The music video opens with a shot of the mansion and pans out to reveal members of the band playing their instruments, beginning with Mick Fleetwood on drums. Steve Spiller, who at the time was the executive director at Kimberly Crest, intended for Nicks to play a tambourine during the filming of the music video, but he encountered difficulties obtaining one. During the last segment of the song, the video is played backwards in a fast-forwarded form.

==Critical reception==
In its 28 March 1987 publication, Billboard earmarked the song as one of its pop picks, a term designated to singles with "the greatest chart potential" and said that the song "hops with nervous Buckingham rhythms." Cash Box called it a "perfect blend of rock experimentation and pure pop sensibility." Jerry Smith of Music Week was more critical of the song and dismissed it as a "torpid dirge". Peter Kane of Sounds said that the song was "built around some rather unpleasant grunting noises, presumably suggesting some sort of orgiastic frenzy."

The Guardian and Paste ranked the song number 18 and number 19 respectively on their lists of the 30 greatest Fleetwood Mac songs.
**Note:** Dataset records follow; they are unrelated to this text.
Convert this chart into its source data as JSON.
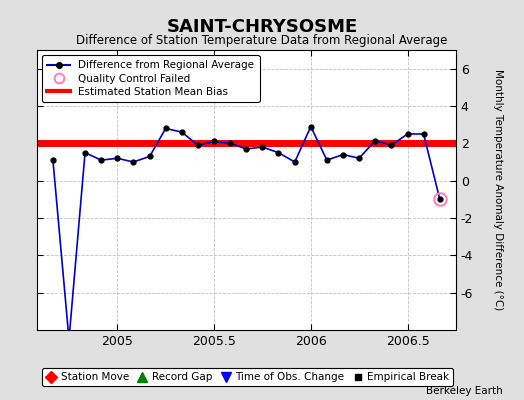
{
  "title": "SAINT-CHRYSOSME",
  "subtitle": "Difference of Station Temperature Data from Regional Average",
  "ylabel": "Monthly Temperature Anomaly Difference (°C)",
  "credit": "Berkeley Earth",
  "xlim": [
    2004.583,
    2006.75
  ],
  "ylim": [
    -8,
    7
  ],
  "yticks": [
    -6,
    -4,
    -2,
    0,
    2,
    4,
    6
  ],
  "xticks": [
    2005,
    2005.5,
    2006,
    2006.5
  ],
  "bias_value": 2.0,
  "line_color": "#0000cc",
  "bias_color": "#ff0000",
  "qc_fail_color": "#ff80c0",
  "data_x": [
    2004.667,
    2004.75,
    2004.833,
    2004.917,
    2005.0,
    2005.083,
    2005.167,
    2005.25,
    2005.333,
    2005.417,
    2005.5,
    2005.583,
    2005.667,
    2005.75,
    2005.833,
    2005.917,
    2006.0,
    2006.083,
    2006.167,
    2006.25,
    2006.333,
    2006.417,
    2006.5,
    2006.583,
    2006.667
  ],
  "data_y": [
    1.1,
    -8.5,
    1.5,
    1.1,
    1.2,
    1.0,
    1.3,
    2.8,
    2.6,
    1.9,
    2.1,
    2.0,
    1.7,
    1.8,
    1.5,
    1.0,
    2.9,
    1.1,
    1.4,
    1.2,
    2.15,
    1.9,
    2.5,
    2.5,
    -1.0
  ],
  "qc_fail_x": [
    2006.667
  ],
  "qc_fail_y": [
    -1.0
  ],
  "bg_color": "#e0e0e0",
  "plot_bg_color": "#ffffff",
  "grid_color": "#c0c0c0"
}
Some music critics, including Matthew Lindsay of The Quietus, found similarities between "Big Love" and Kate Bush's song "Running Up That Hill". Mark Blake noted that both songs began with a sustained reversed cymbal crash and a "hypnotic mechanized" programmed drum beat.

==Track listings==

UK 7" single (Warner Brothers Records W 8398)
1. "Big Love" – 3:37
2. "You and I, Part I" – 3:09

UK 12" single (Warner Brothers Records W 8398 T)
1. "Big Love" (Extended Remix) – 6:42
2. "You and I, Part I" – 3:09

US 12" single (Warner Brothers Records 0-20683)
1. "Big Love" (Extended Remix) – 6:42
2. "Big Love" (House on the Hill Dub) – 3:03
3. "Big Love" (Piano Dub) – 6:36
4. "You and I, Part II" – 2:40

==Personnel==
- Lindsey Buckingham – vocals, guitars, Fairlight CMI Synthesizer, keyboards, drum and percussion programming
- Mick Fleetwood – drums
- John McVie – bass guitar
- Stevie Nicks – vocals (12" single extended remix only)

==Charts==

===Weekly charts===

Weekly chart performance for "Big Love"
| Chart (1987) | Position |
|---|---|
| Australia (Kent Music Report) | 16 |
| Belgium (Ultratop 50 Flanders) | 8 |
| Canada Top Singles (RPM) | 12 |
| Europe (European Hot 100 Singles) | 7 |
| European Airplay (Music & Media) | 5 |
| Ireland (IRMA) | 8 |
| Netherlands (Dutch Top 40) | 4 |
| Netherlands (Single Top 100) | 8 |
| New Zealand (Recorded Music NZ) | 29 |
| South Africa (Springbok Radio) | 11 |
| Sweden (Sverigetopplistan) | 14 |
| UK Singles (Official Charts) | 9 |
| US Billboard Hot 100 | 5 |
| US Adult Contemporary (Billboard) | 23 |
| US Dance Club Songs (Billboard) Remix | 7 |
| US Dance Singles Sales (Billboard) Remix | 11 |
| US Mainstream Rock (Billboard) | 2 |
| US Cash Box Top 100 | 7 |
| US Adult Contemporary (Radio & Records) | 21 |
| US AOR Tracks (Radio & Records) | 2 |
| US Contemporary Hit Radio (Radio & Records) | 4 |
| West Germany (GfK) | 17 |

===Year-end charts===

Year-end chart performance for "Big Love"
| Chart (1987) | Position |
|---|---|
| Belgium (Ultratop) | 60 |
| Canada Top Singles (RPM) | 92 |
| Europe (European Hot 100 Singles) | 86 |
| Netherlands (Dutch Top 40) | 35 |
| Netherlands (Single Top 100) | 63 |
| US Billboard Hot 100 | 81 |
| US AOR Tracks (Radio & Records) | 66 |
| US Contemporary Hit Radio (Radio & Records) | 46 |

==Certifications==

Certifications and sales for "Big Love"
| Region | Certification | Certified units/sales |
| New Zealand (RMNZ) | Platinum | 30,000^{‡} |
| United Kingdom (BPI) | Gold | 400,000^{‡} |
^{‡} Sales+streaming figures based on certification alone.